When facilities have to suspend visitation and cancel group activities, technology can counteract the negative effects of isolation by remotely connecting residents with healthcare providers. The Allure Group’s use of telehealth allows offsite doctors to use virtual stethoscopes, ECGs and other tools to perform remote examinations and make diagnoses. The Allure Group also uses advanced entry kiosks at each of its six facilities, which automatically take the temperatures of staff and visitors seeking entry, while also asking key questions of them. And Allure provides recently discharged patients with hand-held remote monitors so that each patient can receive appropriate transitional care.
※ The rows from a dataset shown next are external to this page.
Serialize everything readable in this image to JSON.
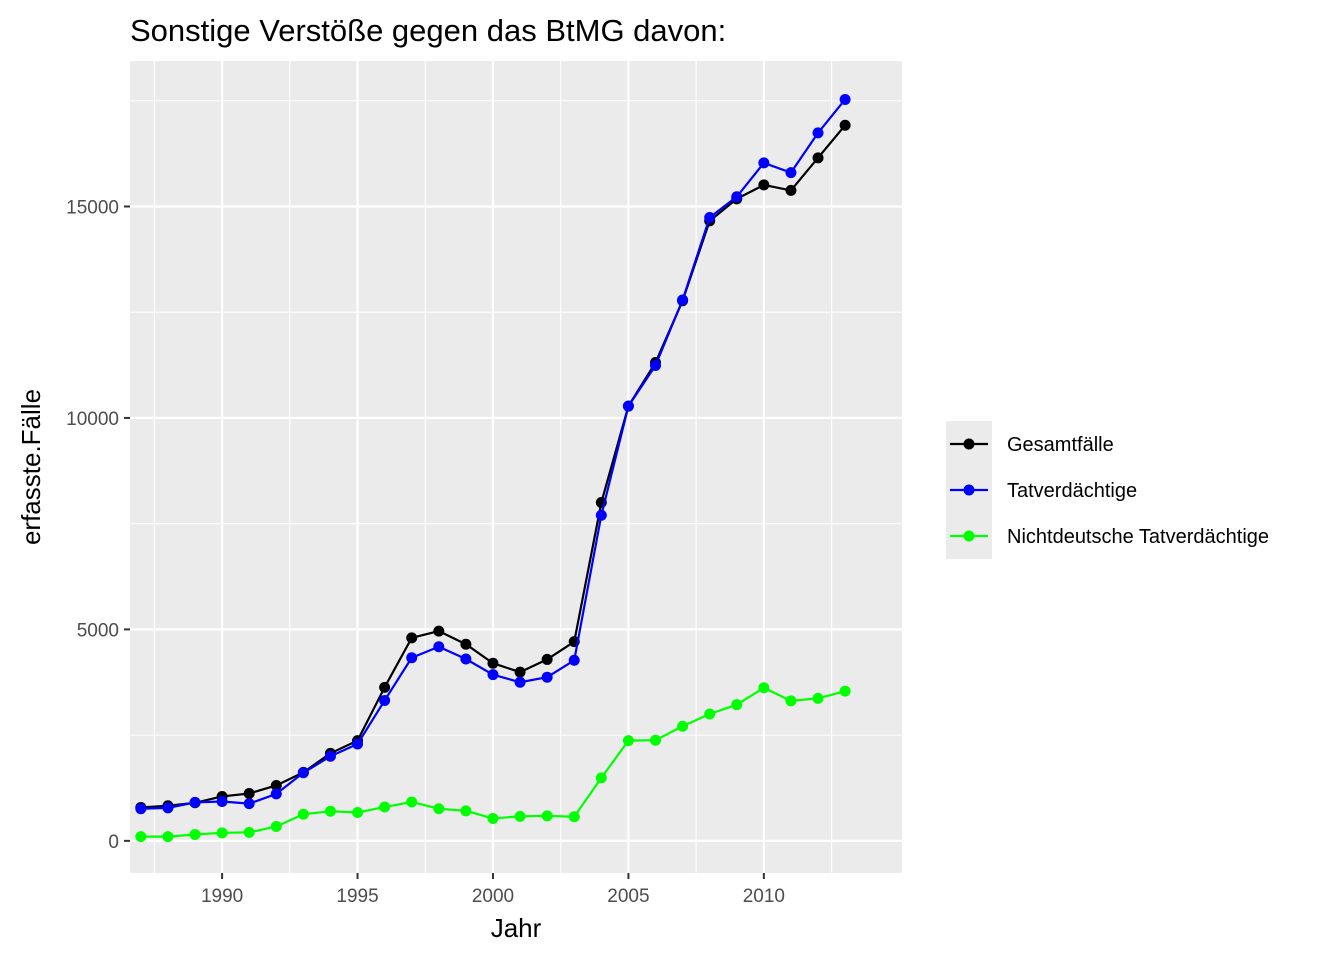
{
  "chart_data": {
    "type": "line",
    "title": "Sonstige Verstöße gegen das BtMG davon:",
    "xlabel": "Jahr",
    "ylabel": "erfasste.Fälle",
    "x": [
      1987,
      1988,
      1989,
      1990,
      1991,
      1992,
      1993,
      1994,
      1995,
      1996,
      1997,
      1998,
      1999,
      2000,
      2001,
      2002,
      2003,
      2004,
      2005,
      2006,
      2007,
      2008,
      2009,
      2010,
      2011,
      2012,
      2013
    ],
    "xlim": [
      1986.6,
      2015.1
    ],
    "ylim": [
      -760,
      18440
    ],
    "x_ticks": [
      1990,
      1995,
      2000,
      2005,
      2010
    ],
    "x_tick_labels": [
      "1990",
      "1995",
      "2000",
      "2005",
      "2010"
    ],
    "y_ticks": [
      0,
      5000,
      10000,
      15000
    ],
    "y_tick_labels": [
      "0",
      "5000",
      "10000",
      "15000"
    ],
    "grid": true,
    "legend_position": "right",
    "series": [
      {
        "name": "Gesamtfälle",
        "color": "#000000",
        "values": [
          790,
          830,
          900,
          1050,
          1120,
          1310,
          1620,
          2070,
          2370,
          3630,
          4800,
          4960,
          4650,
          4200,
          3990,
          4290,
          4710,
          8000,
          10280,
          11310,
          12770,
          14660,
          15180,
          15510,
          15380,
          16150,
          16920
        ]
      },
      {
        "name": "Tatverdächtige",
        "color": "#0000ff",
        "values": [
          760,
          780,
          910,
          930,
          880,
          1110,
          1610,
          2000,
          2290,
          3320,
          4330,
          4590,
          4300,
          3930,
          3750,
          3870,
          4270,
          7700,
          10280,
          11240,
          12790,
          14740,
          15230,
          16030,
          15800,
          16740,
          17530
        ]
      },
      {
        "name": "Nichtdeutsche Tatverdächtige",
        "color": "#00ff00",
        "values": [
          100,
          100,
          150,
          190,
          200,
          340,
          630,
          700,
          670,
          800,
          920,
          760,
          710,
          530,
          580,
          590,
          570,
          1490,
          2370,
          2380,
          2710,
          3000,
          3220,
          3620,
          3310,
          3370,
          3540
        ]
      }
    ]
  }
}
Residents can also use communication technologies like teleconferencing to stay in touch with family and friends while under lockdown. That is the case with the PadInMotion technology installed at all 1,400 bedsides in The Allure Group’s six facilities. These Samsung tablets,  placed well before the pandemic, were first used almost solely for entertainment and relaxation. When the outbreak occurred and government-mandated lockdowns were put in place, they became a crucial lifeline to loved ones.

Given seniors’ increased embrace of technology, incorporating such innovations will likely continue at facilities throughout the country.

Pocket neighborhoods

As nursing home companies continue to plan for the future, some of their ideas include designing more small-home models and other intimate forms of housing. One such concept is the pocket neighborhood, such as Sycamore Springs at Garden Spot Village in New Holland, Pennsylvania. Pocket neighborhoods consist of small prefabricated homes organized on a focused and centralized layout distinct from surrounding zones.

These separate “villages” provide a campus setting where nursing residents can socialize and share meals in small groups. If and when another epidemic emerges, a pocket neighborhood can isolate itself from the larger community when infection prevention is necessary. An urban high-rise can also adopt this model, with the ability to section off one floor instead of locking down the whole building during infection control.

Preventing industry overcorrections

While the factors above can potentially revitalize SNFs and help them prepare for future health crises, architect David Dillard has warned against radical changes that might lead to overcorrecting, thus downgrading nursing care. Dillard cautions designers against undoing what he calls the “healthy evolution” of nursing home life.

This concern addresses redesigning facilities so that they become unnecessarily “institutional.” For instance, constructing an SNF to facilitate in-room isolation should not overlook residents’ needs for continuing socialization and connectivity to the outer world. Creating quarantine-ready rooms with balconies that allow for spending time outside and talking with visitors at a distance might minimize the kind of “downgrading” against which Dillard cautions.

Whether preparing for the next global pandemic or the yearly flu season, SNFs are embracing new design concepts to meet the needs of current and future nursing residents. In the years following COVID-19, nursing homes might increasingly incorporate models like pocket neighborhoods to employ isolation without diminishing quality of life. The key will be to plan for future scenarios while simultaneously supporting quality care while minimizing disruptions.   

Melissa Powell is COO of The Allure Group, a network of six New York City-based skilled nursing facilities.